The monk Zuigan used to start every day by saying out loud to himself, “Master, are you there?” And he would answer, “Yes sir, I am.”
Then he would say, “Better sober up.”
And he would reply, “Yes sir, I’ll do that.”
Then he would say, “Look out now, don’t let them fool you.”
And he would answer, “Oh no sir, I won’t, I won’t.”
Meditation cannot be a fragmented thing, it should be a continuous effort. Every moment one has to be alert, aware and meditative. But the mind has played a trick: you meditate in the morning and then you put it aside, or you pray in the temple and then forget it. Then you come back to this world completely unmeditative, unconscious, as if walking in a hypnotic sleep. This fragmentary effort won’t do much. How can you be meditative for one hour when you have been nonmeditative for twenty-three hours of the day? It is impossible. Suddenly to become meditative for one hour is not possible. You can simply deceive yourself.
Consciousness is a continuum; it is like a river, flowing constantly. If you are meditative you have to be meditative the whole day, every moment of it…and only when you are meditative the whole day, the flowering will come to you. Nothing will come before.

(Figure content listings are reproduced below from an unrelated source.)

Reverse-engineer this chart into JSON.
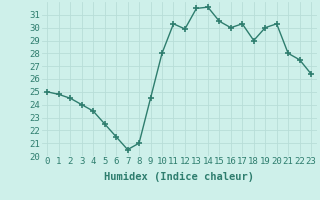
{
  "x": [
    0,
    1,
    2,
    3,
    4,
    5,
    6,
    7,
    8,
    9,
    10,
    11,
    12,
    13,
    14,
    15,
    16,
    17,
    18,
    19,
    20,
    21,
    22,
    23
  ],
  "y": [
    25.0,
    24.8,
    24.5,
    24.0,
    23.5,
    22.5,
    21.5,
    20.5,
    21.0,
    24.5,
    28.0,
    30.3,
    29.9,
    31.5,
    31.6,
    30.5,
    30.0,
    30.3,
    29.0,
    30.0,
    30.3,
    28.0,
    27.5,
    26.4
  ],
  "line_color": "#2e7d6e",
  "marker": "+",
  "marker_size": 4,
  "bg_color": "#cef0ea",
  "grid_color": "#b8ddd8",
  "xlabel": "Humidex (Indice chaleur)",
  "ylim": [
    20,
    32
  ],
  "xlim": [
    -0.5,
    23.5
  ],
  "yticks": [
    20,
    21,
    22,
    23,
    24,
    25,
    26,
    27,
    28,
    29,
    30,
    31
  ],
  "xticks": [
    0,
    1,
    2,
    3,
    4,
    5,
    6,
    7,
    8,
    9,
    10,
    11,
    12,
    13,
    14,
    15,
    16,
    17,
    18,
    19,
    20,
    21,
    22,
    23
  ],
  "xtick_labels": [
    "0",
    "1",
    "2",
    "3",
    "4",
    "5",
    "6",
    "7",
    "8",
    "9",
    "10",
    "11",
    "12",
    "13",
    "14",
    "15",
    "16",
    "17",
    "18",
    "19",
    "20",
    "21",
    "22",
    "23"
  ],
  "xlabel_fontsize": 7.5,
  "tick_fontsize": 6.5,
  "line_width": 1.0
}
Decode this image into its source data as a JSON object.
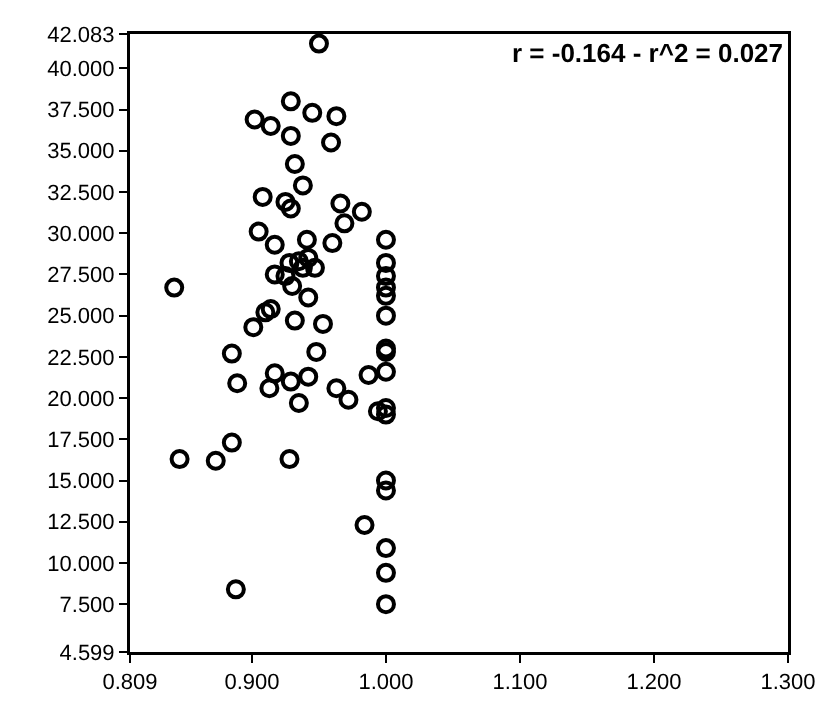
{
  "chart_data": {
    "type": "scatter",
    "annotations": [
      "r = -0.164 - r^2 = 0.027"
    ],
    "x": [
      0.95,
      0.929,
      0.945,
      0.963,
      0.902,
      0.914,
      0.929,
      0.959,
      0.932,
      0.938,
      0.908,
      0.925,
      0.929,
      0.966,
      0.982,
      0.969,
      0.905,
      0.917,
      0.941,
      0.96,
      0.928,
      0.935,
      0.942,
      0.947,
      0.917,
      0.925,
      0.938,
      0.93,
      0.842,
      0.942,
      0.91,
      0.914,
      0.901,
      0.932,
      0.953,
      0.885,
      0.948,
      0.889,
      0.917,
      0.913,
      0.929,
      0.942,
      0.935,
      0.963,
      0.972,
      0.987,
      0.994,
      0.885,
      0.846,
      0.873,
      0.928,
      0.984,
      0.888,
      1.0,
      1.0,
      1.0,
      1.0,
      1.0,
      1.0,
      1.0,
      1.0,
      1.0,
      1.0,
      1.0,
      1.0,
      1.0,
      1.0,
      1.0,
      1.0
    ],
    "values": [
      41.5,
      38.0,
      37.3,
      37.1,
      36.9,
      36.5,
      35.9,
      35.5,
      34.2,
      32.9,
      32.2,
      31.9,
      31.5,
      31.8,
      31.3,
      30.6,
      30.1,
      29.3,
      29.6,
      29.4,
      28.2,
      28.3,
      28.5,
      27.9,
      27.5,
      27.4,
      27.9,
      26.8,
      26.7,
      26.1,
      25.2,
      25.4,
      24.3,
      24.7,
      24.5,
      22.7,
      22.8,
      20.9,
      21.5,
      20.6,
      21.0,
      21.3,
      19.7,
      20.6,
      19.9,
      21.4,
      19.2,
      17.3,
      16.3,
      16.2,
      16.3,
      12.3,
      8.4,
      29.6,
      28.2,
      27.4,
      26.7,
      26.2,
      25.0,
      23.0,
      22.8,
      21.6,
      19.4,
      19.0,
      15.0,
      14.4,
      10.9,
      9.4,
      7.5
    ],
    "color": "#000000",
    "marker": "circle",
    "grid": false,
    "legend": false,
    "xlim": [
      0.809,
      1.3
    ],
    "xticks": [
      {
        "value": 0.809,
        "label": "0.809"
      },
      {
        "value": 0.9,
        "label": "0.900"
      },
      {
        "value": 1.0,
        "label": "1.000"
      },
      {
        "value": 1.1,
        "label": "1.100"
      },
      {
        "value": 1.2,
        "label": "1.200"
      },
      {
        "value": 1.3,
        "label": "1.300"
      }
    ],
    "ylim": [
      4.599,
      42.083
    ],
    "yticks": [
      {
        "value": 4.599,
        "label": "4.599"
      },
      {
        "value": 7.5,
        "label": "7.500"
      },
      {
        "value": 10,
        "label": "10.000"
      },
      {
        "value": 12.5,
        "label": "12.500"
      },
      {
        "value": 15,
        "label": "15.000"
      },
      {
        "value": 17.5,
        "label": "17.500"
      },
      {
        "value": 20,
        "label": "20.000"
      },
      {
        "value": 22.5,
        "label": "22.500"
      },
      {
        "value": 25,
        "label": "25.000"
      },
      {
        "value": 27.5,
        "label": "27.500"
      },
      {
        "value": 30,
        "label": "30.000"
      },
      {
        "value": 32.5,
        "label": "32.500"
      },
      {
        "value": 35,
        "label": "35.000"
      },
      {
        "value": 37.5,
        "label": "37.500"
      },
      {
        "value": 40,
        "label": "40.000"
      },
      {
        "value": 42.083,
        "label": "42.083"
      }
    ]
  }
}
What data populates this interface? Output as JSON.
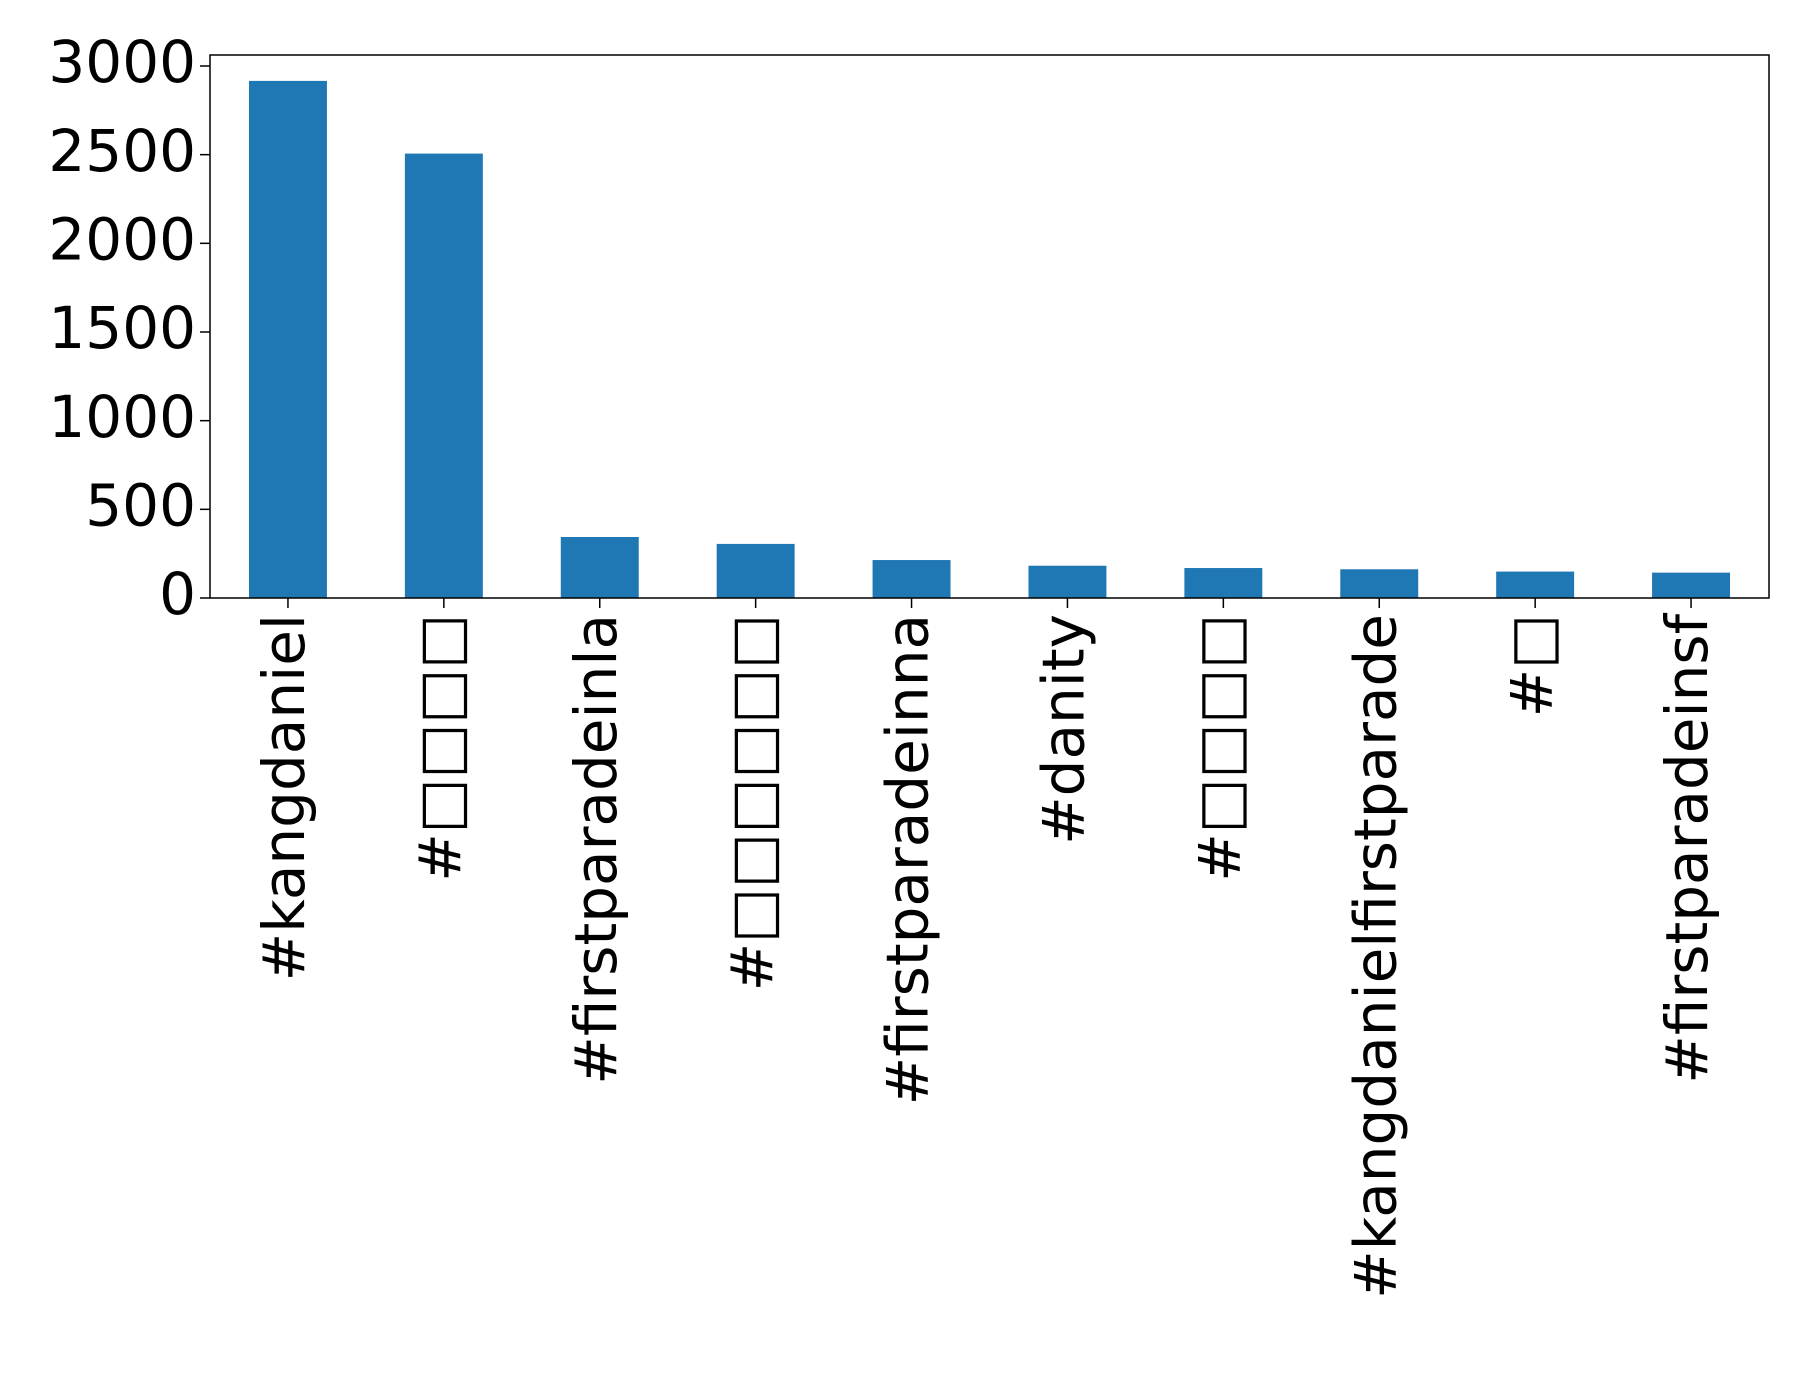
{
  "chart_data": {
    "type": "bar",
    "categories": [
      "#kangdaniel",
      "#□□□□",
      "#firstparadeinla",
      "#□□□□□□",
      "#firstparadeinna",
      "#danity",
      "#□□□□",
      "#kangdanielfirstparade",
      "#□",
      "#firstparadeinsf"
    ],
    "values": [
      2916,
      2506,
      344,
      305,
      214,
      182,
      169,
      162,
      149,
      143
    ],
    "color": "#1f77b4",
    "ylim": [
      0,
      3062
    ],
    "yticks": [
      0,
      500,
      1000,
      1500,
      2000,
      2500,
      3000
    ]
  }
}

This Zen anecdote looks absurd but it is very meaningful. The master, the monk, used to call himself – this is what meditation means, calling yourself – he used to call his own name. He would say, “Are you there?” And he himself would reply, “Yes sir, I am here.” This is an effort, a peak effort, to be alert. You can use this, it will be very helpful. Suddenly, walking on the street, you call yourself, “Are you there?” Suddenly thinking stops, and you have to answer, “Yes sir, I am here.” It brings you to a focus when thinking stops and you are meditative, alert.
This calling to oneself is a technique. Going to sleep, putting off the light in the night, suddenly you call, “Are you there?” And in that dark-ness alertness comes. You become a flame and inside you answer, “Yes, I am here.”
And then the monk used to say, “Sober up!” Be sincere, be authentic; don’t play the game. He used to call to himself, “Sober up!” And he would reply, “Yes, I will make every effort that I can.”
Our whole life is a fooling around. You can do it because you are not aware of how you waste time, how you waste energy – how finally life is wasted you are not aware. It is going down the drain. Everything is going down the drain. Only when death comes to you, you may become aware, alert: What have I been doing? What have I done with life? A great opportunity has been lost. What was I doing fooling around? You were not sober. You never reflected upon what you were doing.